Understanding Changing Forces in Equilibrium: A Scientific Approach

[UserUnique]

Homework Statement

Here in this [video](https://youtu.be/WJQW7sB9G-w) the problem is to find the ratio between the height of water and mercury.(u don't have to watch the whole video. Just look at the drawing so you will have an I idea what I'm talking about)
But I'm interested in something else. Let's say we open the container, and the water pushes the mercury, making it to go up in right side of the v-tube. Let's also change the picture a little bit, and say that the water exits the container at the initial mercury hight, so there is no free fall.
What I want is the ability to measure second by second what is going on, the speed of water exiting the container, what is the maximum hight that the mercury rise to before going back down, the gradual decrease of water force, and gradual increase of mercury resistance force, untill both forces cancel each other.
How do I do that? I have basic high school physics knowledge, like kinematics and Newton dynamics.
But I have no idea how to do what I want there.. for example how to measure mercury maximum hight, and how many seconds will take for it to get there after opening the water container?
I will appreciate assistance in solving this. At least tell me what tools to use?

Relevant Equations

None

Don't know how to approach this problem. I know how to solve 2 opposite constant forces, but in this problem both forces (water and mercury) change with time, until reaching equilibrium.

 

[phinds]

You are asking people to watch a 9 minute video and then you say you are interested in something else. It would be better if you could just make a SIMPLE statement of exactly the scenario you are concerned with (not a scenario you are NOT interested in) and what your issue is. Also, you have to make SOME effort on your own for us to be able to help you.

 

[UserUnique]

You are asking people to watch a 9 minute video and then you say you are interested in something else. It would be better if you could just make a SIMPLE statement of exactly the scenario you are concerned with (not a scenario you are NOT interested in) and what your issue is. Also, you have to make SOME effort on your own for us to be able to help you.

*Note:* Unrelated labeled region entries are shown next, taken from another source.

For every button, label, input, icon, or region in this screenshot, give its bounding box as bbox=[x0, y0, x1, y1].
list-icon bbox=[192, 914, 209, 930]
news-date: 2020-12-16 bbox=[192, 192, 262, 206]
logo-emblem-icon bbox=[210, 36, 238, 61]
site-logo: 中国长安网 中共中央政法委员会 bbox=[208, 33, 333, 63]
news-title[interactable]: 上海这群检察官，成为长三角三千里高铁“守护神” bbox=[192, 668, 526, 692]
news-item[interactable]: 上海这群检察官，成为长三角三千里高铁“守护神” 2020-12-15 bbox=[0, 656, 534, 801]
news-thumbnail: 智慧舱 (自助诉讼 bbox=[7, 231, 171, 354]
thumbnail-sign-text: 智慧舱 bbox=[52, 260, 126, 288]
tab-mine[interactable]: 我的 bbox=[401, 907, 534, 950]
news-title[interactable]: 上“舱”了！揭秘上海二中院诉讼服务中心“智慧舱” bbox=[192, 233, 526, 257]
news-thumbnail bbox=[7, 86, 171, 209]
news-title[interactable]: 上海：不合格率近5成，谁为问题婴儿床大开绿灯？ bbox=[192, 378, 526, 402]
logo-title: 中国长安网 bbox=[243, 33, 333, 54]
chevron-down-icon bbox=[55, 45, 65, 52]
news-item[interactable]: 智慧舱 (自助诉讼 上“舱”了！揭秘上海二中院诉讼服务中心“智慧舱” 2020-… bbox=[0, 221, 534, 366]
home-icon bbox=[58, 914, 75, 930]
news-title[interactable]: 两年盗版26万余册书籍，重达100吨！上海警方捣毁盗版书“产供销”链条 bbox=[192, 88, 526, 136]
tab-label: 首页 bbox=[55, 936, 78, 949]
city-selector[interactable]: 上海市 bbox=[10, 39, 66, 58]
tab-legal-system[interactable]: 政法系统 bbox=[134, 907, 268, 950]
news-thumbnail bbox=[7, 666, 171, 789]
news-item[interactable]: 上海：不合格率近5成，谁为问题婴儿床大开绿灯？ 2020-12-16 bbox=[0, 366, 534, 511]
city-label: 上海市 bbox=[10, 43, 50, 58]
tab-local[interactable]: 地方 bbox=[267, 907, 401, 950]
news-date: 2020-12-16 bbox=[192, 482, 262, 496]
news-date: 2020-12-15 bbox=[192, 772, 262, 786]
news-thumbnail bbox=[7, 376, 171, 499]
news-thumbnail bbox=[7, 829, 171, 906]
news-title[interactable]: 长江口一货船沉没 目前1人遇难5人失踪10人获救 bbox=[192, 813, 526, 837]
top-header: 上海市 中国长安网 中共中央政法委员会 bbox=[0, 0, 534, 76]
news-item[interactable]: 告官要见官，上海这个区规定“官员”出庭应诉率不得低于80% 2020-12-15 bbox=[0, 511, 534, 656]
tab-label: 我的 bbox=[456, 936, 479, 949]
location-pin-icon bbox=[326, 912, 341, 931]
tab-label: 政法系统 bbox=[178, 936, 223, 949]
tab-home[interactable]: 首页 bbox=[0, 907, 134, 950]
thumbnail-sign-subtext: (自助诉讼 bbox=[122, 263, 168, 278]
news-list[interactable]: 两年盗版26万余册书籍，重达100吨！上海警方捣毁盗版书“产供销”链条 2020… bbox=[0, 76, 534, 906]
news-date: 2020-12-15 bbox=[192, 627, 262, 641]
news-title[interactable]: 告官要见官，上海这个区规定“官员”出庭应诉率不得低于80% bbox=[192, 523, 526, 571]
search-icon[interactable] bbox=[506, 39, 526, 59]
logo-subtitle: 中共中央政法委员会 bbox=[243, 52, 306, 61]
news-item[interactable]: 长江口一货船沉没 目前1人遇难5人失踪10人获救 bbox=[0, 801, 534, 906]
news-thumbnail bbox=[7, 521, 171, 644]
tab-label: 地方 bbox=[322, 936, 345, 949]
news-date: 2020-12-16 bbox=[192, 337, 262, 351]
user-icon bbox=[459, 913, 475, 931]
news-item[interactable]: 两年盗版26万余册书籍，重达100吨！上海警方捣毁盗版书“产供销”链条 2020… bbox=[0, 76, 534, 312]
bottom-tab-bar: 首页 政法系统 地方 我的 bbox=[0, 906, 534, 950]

Ok, sorry. Let me explain it in words. Let's say you have a "v" shaped tube filled with mercury. Now you apply water to the left column of the v-tube. Let's say the initial water height above mercury is H. Let's also say that the water pushes mercury h distance.
So in right v-tube column mercury rises h, while in left column it descends h.
So how do I calculate stuff like the speed of water pushing the mercury, and what is the maximum height that the mercury rises to?

 

[phinds]

Ok, sorry. Let me explain it in words. Let's say you have a gauge filled with mercury. Now you apply water to the left column of the gauge. Let's say the initial water height above mercury is H. Let's also say that the water pushes mercury h distance.
So in right gauge column mercury rises h, while in left column it descends h.
So how do I calculate stuff like the speed of water pushing the mercury, and what is the maximum height that the mercury rises to?

OK, I THINK I understand what you are asking but it seems incomplete and a bit garbled. First, on the incomplete, you ask how fast the mercury will rise but you do not say how fast the water is inserted. You can't just say it magically appears so you need to say how fast it is inserted. Then on the garbled, you specifically say that the mercury rises a distance h and then ask how high the mercury rises.

Draw a diagram and insert it here with numbers shown EXACTLY what you are talking about and what your question is.

 

[UserUnique]

OK, I THINK I understand what you are asking but it seems incomplete and a bit garbled. First, on the incomplete, you ask how fast the mercury will rise but you do not say how fast the water is inserted. You can't just say it magically appears so you need to say how fast it is inserted. Then on the garbled, you specifically say that the mercury rises a distance h and then ask how high the mercury rises.

Draw a diagram and insert it here with numbers shown EXACTLY what you are talking about and what your question is.

1. Well I did say that the water is at H height. Let's say it's final height will be
(H-h).
2. By "h" I mean mercury's final position. But before that the water will push it higher, until the mercury force will become bigger than water, and stop rising and go back down... until stopping at h (equilibrium).

 

[phinds]

DIAGRAM !

 

[UserUnique]

DIAGRAM !

Like... You want me to draw?

 

[jbriggs444]

Have you thought about applying conservation of energy?

 

[phinds]

for the water and mercury, get the density and the volume involved and that should lead to your answers.

 

[UserUnique]

for the water and mercury, get the density and the volume involved and that should lead to your answers.

How will it lead me to answers? Let's say mercury density 10 times higher than water. I don't care about volume. I don't need exact numbers, just an equation. Volume of water enough to push mercury "h" distance down. Whole volume of water is inside left column of the v-tube(previously it was inside container, but let's make it easier and place all water inside the tube with mercury). So naturally it also descends h.
How do I calculate (2)? Max height of mercury?

 

[UserUnique]

Have you thought about applying conservation of energy?

...can you explain some more pls?

 

[jbriggs444]

You start with a configuration with water piled up higher on the left than on the right and a tendency for the left side to sag down and the right side to rise up.

You end with a configuration with mercury piled up higher on the right than on the left. The "sag" has gone past equilibrium. The fluid is rocking back and forth and the right hand side has just reached its first high point.

If we assume that there is negligible energy loss to viscosity, energy is conserved.

Can you calculate the potential energy in the initial configuration? That is, if you labelled the diagram with various heights of the columns, could you write down an expression for that potential energy?

Can you calculate the potential energy in this "final" configuration in the same manner?

Note that this "final" configuration is just the end of the first oscillation to the right, not the ultimate configuration after the oscillations have died out.

 

[UserUnique]

You start with a configuration with water piled up higher on the left than on the right and a tendency for the left side to sag down and the right side to rise up.

You end with a configuration with mercury piled up higher on the right than on the left. The "sag" has gone past equilibrium. The fluid is rocking back and forth and the right hand side has just reached its first high point.

If we assume that there is negligible energy loss to viscosity, energy is conserved.

Can you calculate the potential energy in the initial configuration? That is, if you labelled the diagram with various heights of the columns, could you write down an expression for that potential energy?

Can you calculate the potential energy in this "final" configuration in the same manner?

Note that this "final" configuration is just the end of the first oscillation to the right, not the ultimate configuration after the oscillations have died out.

Oh... So technically our columns should descend and ascend forever, without damping? (Just like this thing with marbles hitting each other that people put on a desk)?

 

[jbriggs444]

Oh... So technically our columns should descend and ascend forever, without damping?

Yes, if there were no damping.

 

[UserUnique]

Yes, if there were no damping.

Ok, that makes sense. Thank you.